В дальнейшем Сковилл сосредотачивается на том факте, что орбитофронтальная кора тесно взаимодействует с медиальной височной корой и, может быть, надо вообще повреждать височную долю, а не лобную. Он начинает проводить такие операции, в разных случаях вырезая разное количество нервной ткани. В основном он работает с пациентами, страдающими от психоза. Первые результаты вроде бы многообещающие – психоз становится менее выраженным, личность не меняется.
Как раз в это время к Сковиллу обращается за консультацией Генри Молисон[41], молодой человек, с десятилетнего возраста страдающий от эпилептических припадков[42]. Приступы постепенно усиливались и к 27 годам полностью лишили его способности работать и жить полноценной жизнью. В любой момент он мог неожиданно начать биться в судорогах, прикусывал себе язык, не контролировал мочеиспускание и я после каждого припадка долгое время находился в полубессознательном состоянии. Молисон перепробовал абсолютно все существовавшие тогда способы лечения, но ничего не помогало. К тому же в его случае не удавалось установить с помощью электроэнцефалограммы, в какой именно части мозга зарождается эпилептический припадок: судорожная активность возникала как будто бы везде одновременно.

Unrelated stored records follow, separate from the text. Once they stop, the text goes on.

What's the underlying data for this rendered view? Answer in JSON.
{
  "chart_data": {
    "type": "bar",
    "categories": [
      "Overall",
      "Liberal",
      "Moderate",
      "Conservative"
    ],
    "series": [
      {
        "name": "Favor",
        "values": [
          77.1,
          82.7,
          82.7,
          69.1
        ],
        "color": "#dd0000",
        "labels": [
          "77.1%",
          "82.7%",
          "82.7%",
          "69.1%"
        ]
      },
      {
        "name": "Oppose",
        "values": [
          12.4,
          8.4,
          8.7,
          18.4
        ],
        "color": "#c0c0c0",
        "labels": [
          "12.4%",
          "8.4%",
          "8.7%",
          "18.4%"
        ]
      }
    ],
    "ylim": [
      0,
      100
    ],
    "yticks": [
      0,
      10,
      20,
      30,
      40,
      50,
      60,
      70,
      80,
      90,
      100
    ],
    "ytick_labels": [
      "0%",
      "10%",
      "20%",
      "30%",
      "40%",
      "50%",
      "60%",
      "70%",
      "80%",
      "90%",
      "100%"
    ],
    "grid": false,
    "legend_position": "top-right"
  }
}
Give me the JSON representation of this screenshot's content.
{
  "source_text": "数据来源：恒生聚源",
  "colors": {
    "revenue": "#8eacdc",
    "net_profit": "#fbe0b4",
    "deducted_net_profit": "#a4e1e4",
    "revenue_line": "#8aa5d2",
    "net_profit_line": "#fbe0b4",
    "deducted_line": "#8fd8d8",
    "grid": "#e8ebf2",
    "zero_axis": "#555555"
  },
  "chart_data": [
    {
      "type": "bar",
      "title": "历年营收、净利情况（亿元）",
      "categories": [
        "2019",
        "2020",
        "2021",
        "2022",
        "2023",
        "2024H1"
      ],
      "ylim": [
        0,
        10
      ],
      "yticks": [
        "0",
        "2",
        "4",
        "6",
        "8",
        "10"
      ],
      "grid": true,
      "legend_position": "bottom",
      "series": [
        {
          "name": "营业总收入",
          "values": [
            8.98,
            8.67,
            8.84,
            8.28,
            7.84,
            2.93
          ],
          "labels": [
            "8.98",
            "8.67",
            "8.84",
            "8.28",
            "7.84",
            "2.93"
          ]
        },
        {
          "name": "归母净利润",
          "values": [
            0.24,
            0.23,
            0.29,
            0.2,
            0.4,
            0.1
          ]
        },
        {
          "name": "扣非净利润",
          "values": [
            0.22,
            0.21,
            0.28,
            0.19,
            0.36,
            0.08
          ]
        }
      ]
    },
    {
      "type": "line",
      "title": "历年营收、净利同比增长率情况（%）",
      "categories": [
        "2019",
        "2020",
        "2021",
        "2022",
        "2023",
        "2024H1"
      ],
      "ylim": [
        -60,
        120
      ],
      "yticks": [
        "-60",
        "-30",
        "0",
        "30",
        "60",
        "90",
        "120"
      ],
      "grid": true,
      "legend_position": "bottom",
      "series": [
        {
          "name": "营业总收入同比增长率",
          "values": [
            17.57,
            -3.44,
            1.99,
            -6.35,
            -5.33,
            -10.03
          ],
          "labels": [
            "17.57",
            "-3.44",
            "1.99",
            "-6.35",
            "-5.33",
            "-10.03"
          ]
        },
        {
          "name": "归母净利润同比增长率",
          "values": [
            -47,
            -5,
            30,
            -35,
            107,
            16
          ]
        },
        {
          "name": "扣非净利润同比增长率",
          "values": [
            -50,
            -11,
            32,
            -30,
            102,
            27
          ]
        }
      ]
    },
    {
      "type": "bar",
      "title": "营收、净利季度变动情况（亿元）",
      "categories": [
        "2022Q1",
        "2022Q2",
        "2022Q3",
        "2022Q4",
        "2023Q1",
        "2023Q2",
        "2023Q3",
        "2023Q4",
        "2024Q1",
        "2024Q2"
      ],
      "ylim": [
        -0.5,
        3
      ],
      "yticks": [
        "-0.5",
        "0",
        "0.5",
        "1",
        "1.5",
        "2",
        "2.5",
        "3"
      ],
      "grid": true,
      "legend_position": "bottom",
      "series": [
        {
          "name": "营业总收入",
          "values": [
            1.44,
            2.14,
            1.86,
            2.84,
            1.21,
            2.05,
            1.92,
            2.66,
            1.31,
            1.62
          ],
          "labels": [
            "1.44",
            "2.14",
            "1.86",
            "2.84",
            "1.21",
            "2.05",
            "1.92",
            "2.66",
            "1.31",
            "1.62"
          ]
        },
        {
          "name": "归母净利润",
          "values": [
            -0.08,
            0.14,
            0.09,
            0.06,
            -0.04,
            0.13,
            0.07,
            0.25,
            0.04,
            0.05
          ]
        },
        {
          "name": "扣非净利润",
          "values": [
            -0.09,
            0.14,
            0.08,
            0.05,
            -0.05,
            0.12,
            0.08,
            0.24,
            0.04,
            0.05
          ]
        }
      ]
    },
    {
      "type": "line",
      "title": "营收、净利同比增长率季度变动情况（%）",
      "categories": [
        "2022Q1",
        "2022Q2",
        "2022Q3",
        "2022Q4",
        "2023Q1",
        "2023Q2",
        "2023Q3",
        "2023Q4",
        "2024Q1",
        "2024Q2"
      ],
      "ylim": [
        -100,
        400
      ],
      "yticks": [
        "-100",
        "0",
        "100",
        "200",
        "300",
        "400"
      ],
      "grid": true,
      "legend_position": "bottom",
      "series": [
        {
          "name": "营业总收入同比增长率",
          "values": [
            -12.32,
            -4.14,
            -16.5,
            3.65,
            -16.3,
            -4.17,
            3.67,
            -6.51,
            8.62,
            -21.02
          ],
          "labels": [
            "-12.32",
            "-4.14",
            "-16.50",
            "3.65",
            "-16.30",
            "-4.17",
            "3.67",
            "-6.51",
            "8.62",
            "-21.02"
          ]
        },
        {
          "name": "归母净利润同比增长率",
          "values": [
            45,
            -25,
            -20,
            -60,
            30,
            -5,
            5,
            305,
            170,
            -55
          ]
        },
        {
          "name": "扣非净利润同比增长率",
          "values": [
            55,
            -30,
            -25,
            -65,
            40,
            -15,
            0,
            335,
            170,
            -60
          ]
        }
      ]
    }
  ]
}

Уильям Сковилл честно рассказал Молисону, что современная наука не очень понимает, что с ним делать. “Но вот, – говорит, – я лично сейчас работаю с медиальной височной долей. Могу вам сказать, что в принципе эпилептическая активность часто зарождается именно там, в гиппокампе и прилегающих к нему структурах. И наоборот, хотя известно, что в принципе лоботомия повышает вероятность эпилептических припадков, но вот именно в случае иссечения медиальной височной доли они как раз возникают реже всего. Хотите, попробуем вам провести такое экспериментальное лечение?” – “Хотим”, – сказали Молисон и его родственники, потому что терять им было уже нечего. Во время операции, проведенной 1 сентября 1953 года, Сковилл пробовал вживлять Молисону электроды и стимулировать разные участки мозга в надежде все‐таки обнаружить локализованный эпилептический очаг, но безуспешно, так что завершил операцию в соответствии с первоначальным планом и удалил пациенту значительную часть медиальной височной доли: гиппокамп, парагиппокампальную извилину, амигдалу и некоторые другие прилегающие к ним структуры.